Every character is wonderfully drawn, from the leads like Cleo and Adela to the infrequently seen man of the house. In just 30 understated seconds, Cuaron lets us know everything we need to about him before we even see his face, scraping his giant midlife crisis car down the family driveway that he knows is too narrow to accommodate it. Across the board, the acting is tremendous, Aparicio carrying the entire film on her astoundingly impressive debut, Marina de Tavira terrific as Cleo’s frazzled but caring employer Senora Sofia, and a whole host of lovable and layered child performances. In having Aparicio and Garcia at the centre, Roma also makes the bold and important step of placing the indigenous Mixtec language at the heart of a film bound to attract widespread critical acclaim and mainstream attention.
A lot of this attention will no doubt come from the fact that Roma’s main release is on Netflix. 2018 is a huge year for the platform as a bonafide movie studio (Mute notwithstanding), with a startlingly good line up of original films, and it’s cheering to know that Roma will get a huge worldwide push. That said, you should still try to seek it out during its limited cinema run – not only for the visuals, but for exceptional sound design.
Much as every shot contains tonnes of activity, so too does the sound work to create an immersive soundscape. Background conversations and general hustle and bustle filter in from all angles. It’s never intrusive, but the effect of pulling you right in to the locations would be dulled by watching Roma on a laptop, which could render its luxurious pace a bit more of a problem. At points, it does feel a little too slow, the emotional engagement coming and going in waves, but it all pays off with a transfixing, terrifying final set piece involving young children and a strong current.

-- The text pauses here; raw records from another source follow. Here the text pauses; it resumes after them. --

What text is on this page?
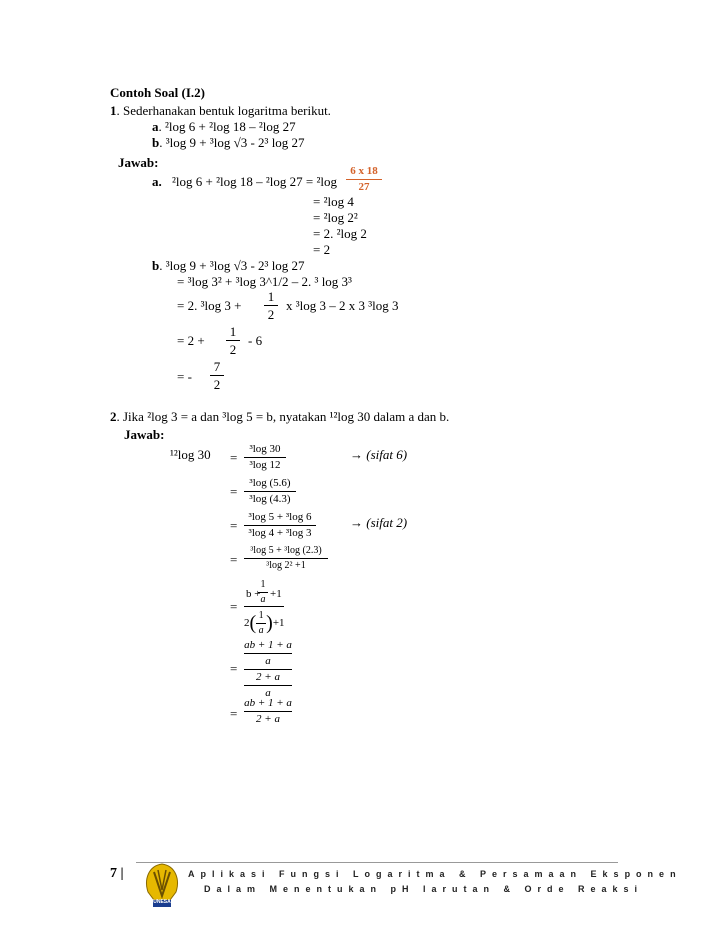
Contoh Soal (I.2)
1. Sederhanakan bentuk logaritma berikut.
a. ²log 6 + ²log 18 – ²log 27
b. ³log 9 + ³log √3 - 2³ log 27
Jawab:
a. ²log 6 + ²log 18 – ²log 27 = ²log
6 x 18
27
= ²log 4
= ²log 2²
= 2. ²log 2
= 2
b. ³log 9 + ³log √3 - 2³ log 27
= ³log 3² + ³log 3^1/2 – 2. ³ log 3³
= 2. ³log 3 +
1
2
x ³log 3 – 2 x 3 ³log 3
= 2 +
1
2
- 6
= -
7
2
2. Jika ²log 3 = a dan ³log 5 = b, nyatakan ¹²log 30 dalam a dan b.
Jawab:
¹²log 30 =
³log 30
³log 12
→ (sifat 6)
=
³log (5.6)
³log (4.3)
=
³log 5 + ³log 6
³log 4 + ³log 3
→ (sifat 2)
=
³log 5 + ³log (2.3)
³log 2² +1
=
b +
1
a +1
$2( \frac{1}{a} )+1$
=
ab + 1 + a
a
2 + a
a
=
ab + 1 + a
2 + a
7 |
UNESA
Aplikasi Fungsi Logaritma & Persamaan Eksponen
Dalam Menentukan pH larutan & Orde Reaksi
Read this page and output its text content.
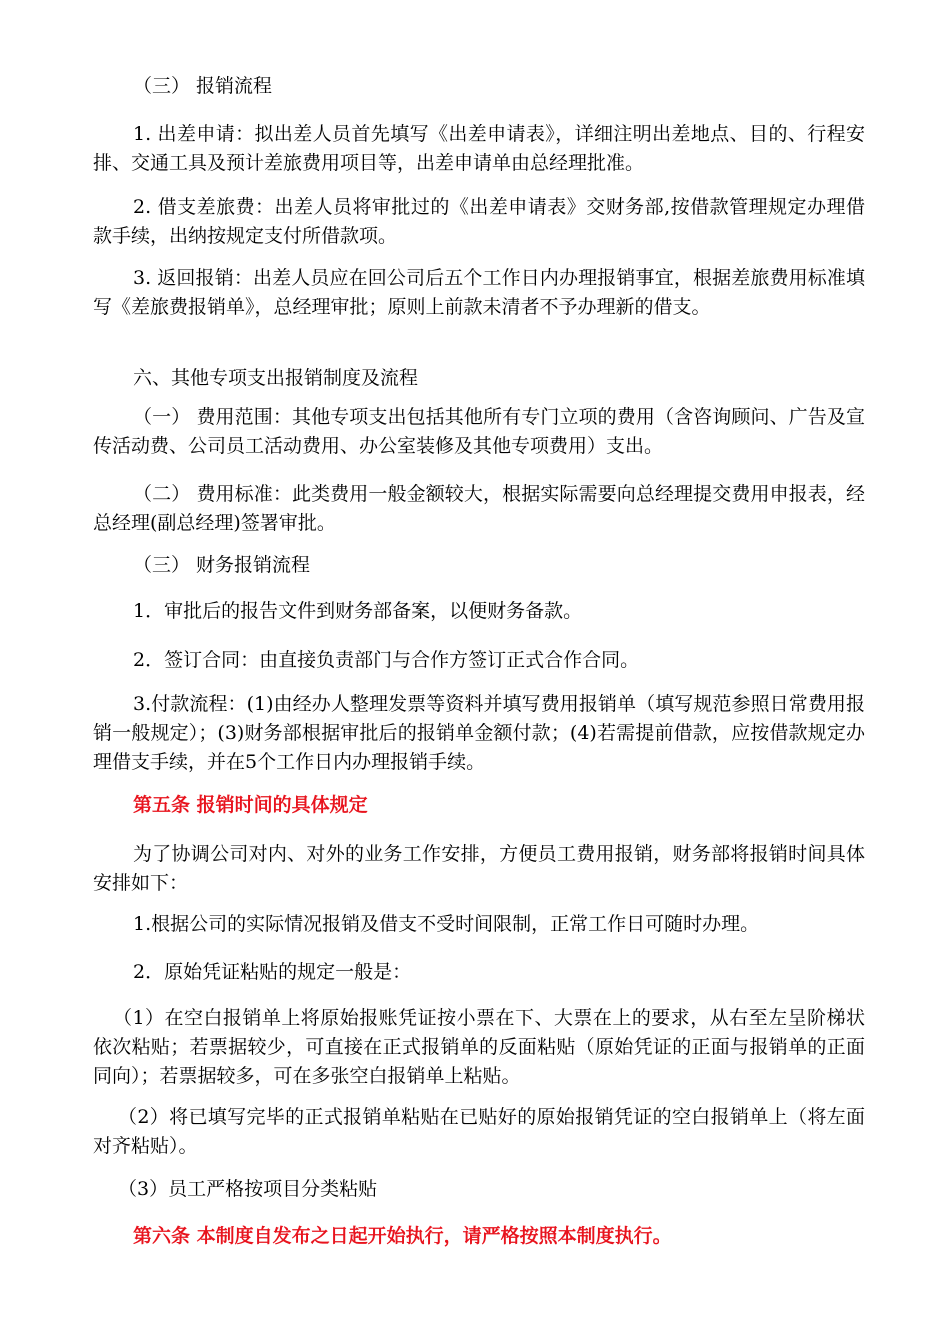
（三） 报销流程

1. 出差申请：拟出差人员首先填写《出差申请表》，详细注明出差地点、目的、行程安排、交通工具及预计差旅费用项目等，出差申请单由总经理批准。

2. 借支差旅费：出差人员将审批过的《出差申请表》交财务部,按借款管理规定办理借款手续，出纳按规定支付所借款项。

3. 返回报销：出差人员应在回公司后五个工作日内办理报销事宜，根据差旅费用标准填写《差旅费报销单》，总经理审批；原则上前款未清者不予办理新的借支。

六、其他专项支出报销制度及流程

（一） 费用范围：其他专项支出包括其他所有专门立项的费用（含咨询顾问、广告及宣传活动费、公司员工活动费用、办公室装修及其他专项费用）支出。

（二） 费用标准：此类费用一般金额较大，根据实际需要向总经理提交费用申报表，经总经理(副总经理)签署审批。

（三） 财务报销流程

1．审批后的报告文件到财务部备案，以便财务备款。

2．签订合同：由直接负责部门与合作方签订正式合作合同。

3.付款流程：(1)由经办人整理发票等资料并填写费用报销单（填写规范参照日常费用报销一般规定）；(3)财务部根据审批后的报销单金额付款；(4)若需提前借款，应按借款规定办理借支手续，并在5个工作日内办理报销手续。

第五条 报销时间的具体规定

为了协调公司对内、对外的业务工作安排，方便员工费用报销，财务部将报销时间具体安排如下：

1.根据公司的实际情况报销及借支不受时间限制，正常工作日可随时办理。

2．原始凭证粘贴的规定一般是：

（1）在空白报销单上将原始报账凭证按小票在下、大票在上的要求，从右至左呈阶梯状依次粘贴；若票据较少，可直接在正式报销单的反面粘贴（原始凭证的正面与报销单的正面同向）；若票据较多，可在多张空白报销单上粘贴。

（2）将已填写完毕的正式报销单粘贴在已贴好的原始报销凭证的空白报销单上（将左面对齐粘贴）。

（3）员工严格按项目分类粘贴

第六条 本制度自发布之日起开始执行，请严格按照本制度执行。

It’s in this moment that you realise not just how invested you’ve become in the characters of Roma but also how well it’s trained you to look for any potential dangers in the background. You become attuned to fine details and start keeping mental track of the kids in Cleo’s care. Cuaron built this world with the utmost personal care – he directed, wrote, produced, edited, and acted as DOP on the film – crafting a cohesive vision that is, for the most part, dazzling.